Por tal razão e “com base na confiança existente entre ambos, acordaram que o património que viesse a ser adquirido após o casamento fosse atribuído ao uso e ao interesse patrimonial de ambos, como se o regime matrimonial que efectivamente vigorasse entre si fosse o de comunhão de adquiridos”. Nesse espírito e em plena confiança recíproca, “embora casados sob regime de separação de bens, ambos vinham assumindo, sem dúvidas ou reservas, que tudo que fossem comprando reverteria a benefício do casal” e acordaram que as despesas conjuntas seriam assumidas em comum. Assim, organizaram e desenvolveram a vida do casal, embora, pela razão apontada, os diversos actos e negócios realizados, mormente de aquisição de património, fossem, pelo mesmo motivo que os determinou a convencionar a separação de bens, sendo apenas titulados em nome da ré, como sucedeu quanto à constituição da sociedade “B.” (através da qual ambos “acharam prudente «ocultar» o verdadeiro património do A.”), aquisição de veículos e de imóveis e arrendamento.

O autor, “ao longo dos anos da sua vida em comum” com a ré, foi alicerçando “a convicção de que estaria a construir um património comum com a A e que, não obstante o regime patrimonial que haviam estabelecido para as suas relações patrimoniais por interesse de ambos, não estaria jamais em causa o seu justo direito a partilhar a universalidade dos bens que foram alcançando, mesmo que sob a titularidade da Autora” [rectius: ré].

A relação, porém, foi-se deteriorando e rompeu-se, acabando a ré por se arrogar “como sendo a única dona e legítima possuidora de todos os bens adquiridos pelo esforço do casal após o seu casamento mas com especial contributo do A.” (que suportou elevados montantes na aquisição de bens, como imóveis e viaturas, na satisfação de despesas, pagamento de passivos “injectando em benefício comum elevados montantes em dinheiro”) e negando-se a colocar os bens em nome dos dois ou a restitui-los “na parte que a este caberia”, desonrando o verdadeiro acordo e os “motivos de interesse comum” que nortearam o procedimento de ambos, a pretexto da referida titularidade e sendo certo que não existe “qualquer documento de suporte” da aludida “confiança”. Aliás, a ré apregoa “que todo o património adquirido durante a vida em conjunto com o A. é apenas seu, dele não tendo que devolver nada ao A. ou sobre fazer contas”.
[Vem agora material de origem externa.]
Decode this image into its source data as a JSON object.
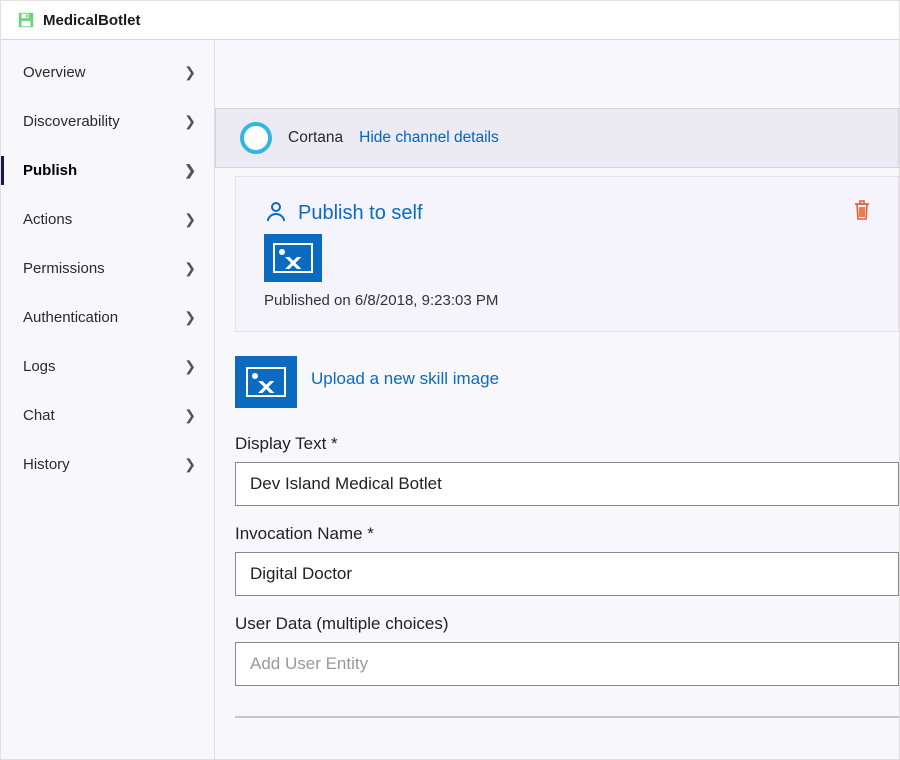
{
  "header": {
    "title": "MedicalBotlet"
  },
  "sidebar": {
    "items": [
      {
        "label": "Overview"
      },
      {
        "label": "Discoverability"
      },
      {
        "label": "Publish"
      },
      {
        "label": "Actions"
      },
      {
        "label": "Permissions"
      },
      {
        "label": "Authentication"
      },
      {
        "label": "Logs"
      },
      {
        "label": "Chat"
      },
      {
        "label": "History"
      }
    ]
  },
  "channel": {
    "name": "Cortana",
    "link_label": "Hide channel details"
  },
  "publish_card": {
    "title": "Publish to self",
    "published_on": "Published on 6/8/2018, 9:23:03 PM"
  },
  "upload": {
    "link": "Upload a new skill image"
  },
  "form": {
    "display_text": {
      "label": "Display Text *",
      "value": "Dev Island Medical Botlet"
    },
    "invocation_name": {
      "label": "Invocation Name *",
      "value": "Digital Doctor"
    },
    "user_data": {
      "label": "User Data (multiple choices)",
      "placeholder": "Add User Entity"
    }
  }
}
Assim, já depois de instaurada a acção de divórcio, o autor intentou, contra a ré, uma outra acção declarativa na qual peticionou a nulidade, por simulação, de alguns (ali identificados) negócios aquisitivos em nome da ré (celebrados com terceiros) e sua convalidação como adquiridos em compropriedade por ambos, nela invocando complementarmente o enriquecimento sem causa.

Porém, tal acção soçobrou por se haver nela entendido não estar demonstrado o “pactum simulationis” entre os respectivos outorgantes (apesar do acordo simulatório entre autora e ré, mormente relativo à opção pelo convencionado regime de separação determinada pela existência do filho do primeiro matrimónio, conforme ali foi dado como provado) e por se considerar não poder ser nela conhecido o eventual enriquecimento por não estar formulado pedido concomitante.

Daí que “não resta ao autor, na defesa da sua justíssima pretensão, outro caminho que não seja o de trilhar a senda judicial que lhe foi imposta” e, assim, enveredar pela presente acção “ao abrigo das regras do enriquecimento sem causa”, para obter a restituição daquilo com que a ré se locupletou, pois não há “outro meio” nem “qualquer outra fonte de obrigação de restituir” senão aquela.

Com efeito, o enriquecimento da ré “não assentou em qualquer causa justificativa”, não houve contrato de compra e venda, doação, de mútuo ou qualquer outro causante das deslocações patrimoniais; “não se perfila acrescidamente viável” pretender a declaração de nulidade ou anulabilidade da convenção antenupcial “que formalmente viria a permitir a situação de enriquecimento ilegítimo”, “seja por força da caducidade, seja pela regra da sua imutabilidade fundada nos princípios da segurança jurídica e da protecção de terceiros de boa-fé”; além disso, improcedeu a dita acção de simulação; Arrolou, de seguida, valores – no mínimo somando o do pedido – com que, a diversos títulos, “no respeito deste compromisso e na convicção de que o mesmo seria respeitado pela Ré” (o de que tudo se passaria como se vigorasse o regime matrimonial de comunhão de adquiridos), contribuiu com dinheiro na maior parte seu para o “património comum” (veículos, imóveis, obras, rendas, actividade comercial, etc.) e com que a ré enriqueceu (e ele empobreceu) mas se recusa a compensar.

Juntou documentos.

O réu foi citado em 24-11-2011.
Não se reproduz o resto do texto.